«La estupidez humana es eterna»
«La gente necesita falsos profetas que prometan un mundo mejor», dice el escritor húngaro, eterno candidato al Nobel. «La literatura no es una tirita para curar el mundo», afirma
Nunca quiso ser escritor. Fue minero, vaquero y vagabundo por Asia y Europa y América, pero hoy tiene muchas papeletas para ser Premio Nobel de Literatura. El húngaro László Krasznahorkai (Gyula, 70 años) es hoy un grande de las letras europeas. Sus densas y angustiantes novelas están llenas de apocalipsis y falsos profetas que nos cantan las mentiras que queremos oír. Tantos son, que «en el mundo mandan hoy la estupidez, la ignorancia y la mentira, que es muy contagiosa».
No cree que el ‘homo sapiens’ haya mutado en ‘homo stupidus’, pero sí que «las masas se vuelven estúpidas, brutas e ignorantes por su impotencia y su incapacidad de actuar». «La verdad se ha perdido, la ignorancia es una plaga y hace que estemos orgullosos de la estupidez masiva que nos rodea es eterna», dice. También lamenta la persistencia de la maldad. «El mundo lleva mucho tiempo siendo como es, no se ha convertido en malo ahora, pero la maldad no es ni pequeña ni grande: da igual que se trate de un solo nazi que viaja en un tranvía abarrotado o la inconmensurable maldad de Putin», plantea.
En tanto los académicos suecos deshojan la margarita, Krasznahorkai recogía este viernes en Marrakech el prestigioso premio Formentor, que él querría compartir «con el príncipe Miskhin, con Joseph K. o con Don Quijote». «Ya no traigo mi arma a las entrevistas», dice risueño, mirando fijamente con unos intensos ojos azules y con su nívea melena protegida del intenso sol marraquechí con un sombrero panamá. Esquivo y refractario a la vida pública y al bullicio editorial, el autor a quien se compara con Kafka, Thomas Bernhard, o Bulgakov, desdice su fama de ogro derrochando simpatía.
Para la francesa Annie Ernaux el Premio Formentor fue la antesala del Nobel, algo que a Krasznahorkai no le quita el sueño. «Mi amigo Thomas Pynchon, de quien aprendí a disfrutar de la pizza, sí que se lo merece. Si me lo dieran, se lo llevaría a él a Nueva York», dice tirando de modestia el escritor al que Susan Sontag y W. G. Sebald situaron en el mapa.
Las profundas y originales novelas de Krasznahorkai se han traducido a más de 40 idiomas. Melancolía de la resistencia (2001) fue la primera en español. En la última El barón Wenckheim vuelve a casa (Acantilado) pone a prueba al lector, con lo que su editor británico llama «flujo de lava narrativa», en el que imperan la melodía y el ritmo de unas frases interminables y densas. El punto es una rareza en sus textos. «No lo odio, pero me niego a que cuando muera se diga que es mi punto final», bromea.
Su barón regresa a su pueblo tras muchos años ausente en busca de su amor adolescente y se topó con una Hungría dominada por inefables políticos y periodistas. «Los políticos son los seres más dañinos que hay» dice. Cree que Hungría «no tiene arreglo». «No es un país, es un gran centro psiquiátrico del que se han marchado los médicos y donde los enfermos juegan a médicos», afirma.

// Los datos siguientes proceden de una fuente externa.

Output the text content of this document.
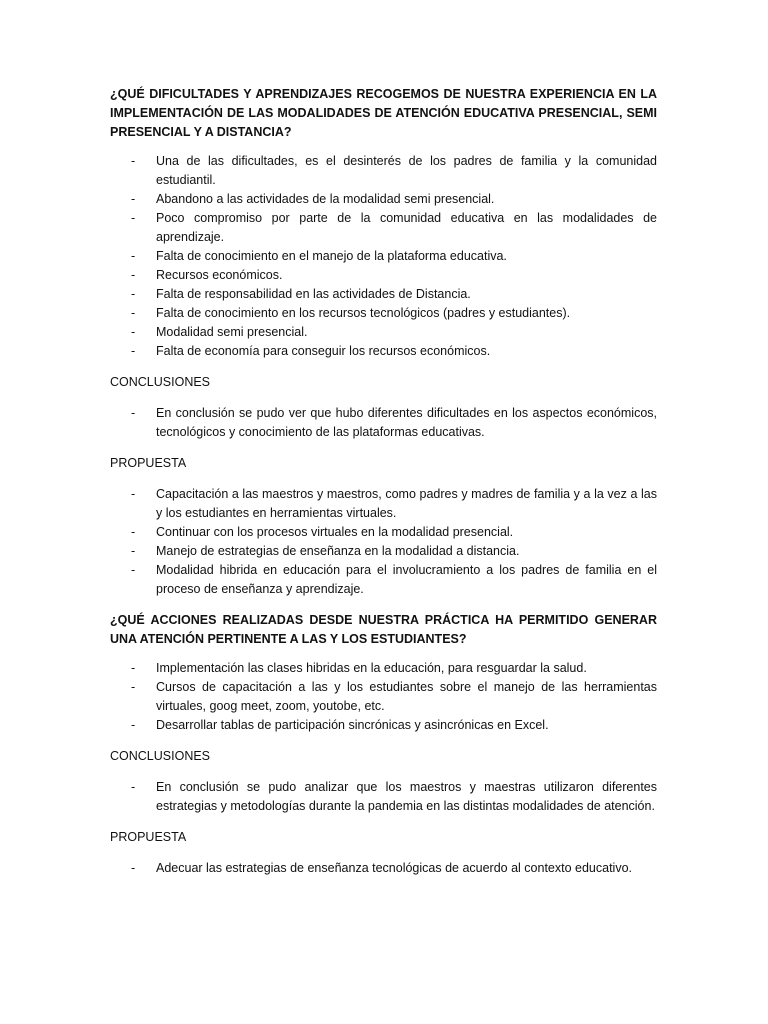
¿QUÉ DIFICULTADES Y APRENDIZAJES RECOGEMOS DE NUESTRA EXPERIENCIA EN LA IMPLEMENTACIÓN DE LAS MODALIDADES DE ATENCIÓN EDUCATIVA PRESENCIAL, SEMI PRESENCIAL Y A DISTANCIA?

- Una de las dificultades, es el desinterés de los padres de familia y la comunidad estudiantil.
- Abandono a las actividades de la modalidad semi presencial.
- Poco compromiso por parte de la comunidad educativa en las modalidades de aprendizaje.
- Falta de conocimiento en el manejo de la plataforma educativa.
- Recursos económicos.
- Falta de responsabilidad en las actividades de Distancia.
- Falta de conocimiento en los recursos tecnológicos (padres y estudiantes).
- Modalidad semi presencial.
- Falta de economía para conseguir los recursos económicos.

CONCLUSIONES

- En conclusión se pudo ver que hubo diferentes dificultades en los aspectos económicos, tecnológicos y conocimiento de las plataformas educativas.

PROPUESTA

- Capacitación a las maestros y maestros, como padres y madres de familia y a la vez a las y los estudiantes en herramientas virtuales.
- Continuar con los procesos virtuales en la modalidad presencial.
- Manejo de estrategias de enseñanza en la modalidad a distancia.
- Modalidad hibrida en educación para el involucramiento a los padres de familia en el proceso de enseñanza y aprendizaje.

¿QUÉ ACCIONES REALIZADAS DESDE NUESTRA PRÁCTICA HA PERMITIDO GENERAR UNA ATENCIÓN PERTINENTE A LAS Y LOS ESTUDIANTES?

- Implementación las clases hibridas en la educación, para resguardar la salud.
- Cursos de capacitación a las y los estudiantes sobre el manejo de las herramientas virtuales, goog meet, zoom, youtobe, etc.
- Desarrollar tablas de participación sincrónicas y asincrónicas en Excel.

CONCLUSIONES

- En conclusión se pudo analizar que los maestros y maestras utilizaron diferentes estrategias y metodologías durante la pandemia en las distintas modalidades de atención.

PROPUESTA

- Adecuar las estrategias de enseñanza tecnológicas de acuerdo al contexto educativo.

Krasznahorkai estudió Derecho, Lengua y Literatura. Partió peras con su adinerada familia y recorrió en autoestop la Hungría comunista que abandonó en 1987 para viajar con una beca a Berlín. En los noventa pasó largos períodos en Mongolia y China y Japón buscándose la vida en mil oficios. De vuelta a la Hungría que dejaba la pesadilla comunista, se topó con otra, la del capitalismo salvaje.
aullido beat
Mientras escribía la novela Guerra y guerra (1999), vivió en el apartamento de Allen Ginsberg del East Village de Manhattan, codeándose con Lawrence Ferlinghetti, Gregory Corso o los músicos David Byrne y Philip Glass. Tras algunos años como editor, se convirtió en escritor. Ahora vive recluido y sin contacto casi con el mudo exterior entre Viena, Trieste y las colinas de Szentlászló. «Me he pasado la vida yéndome de los sitios», ironiza.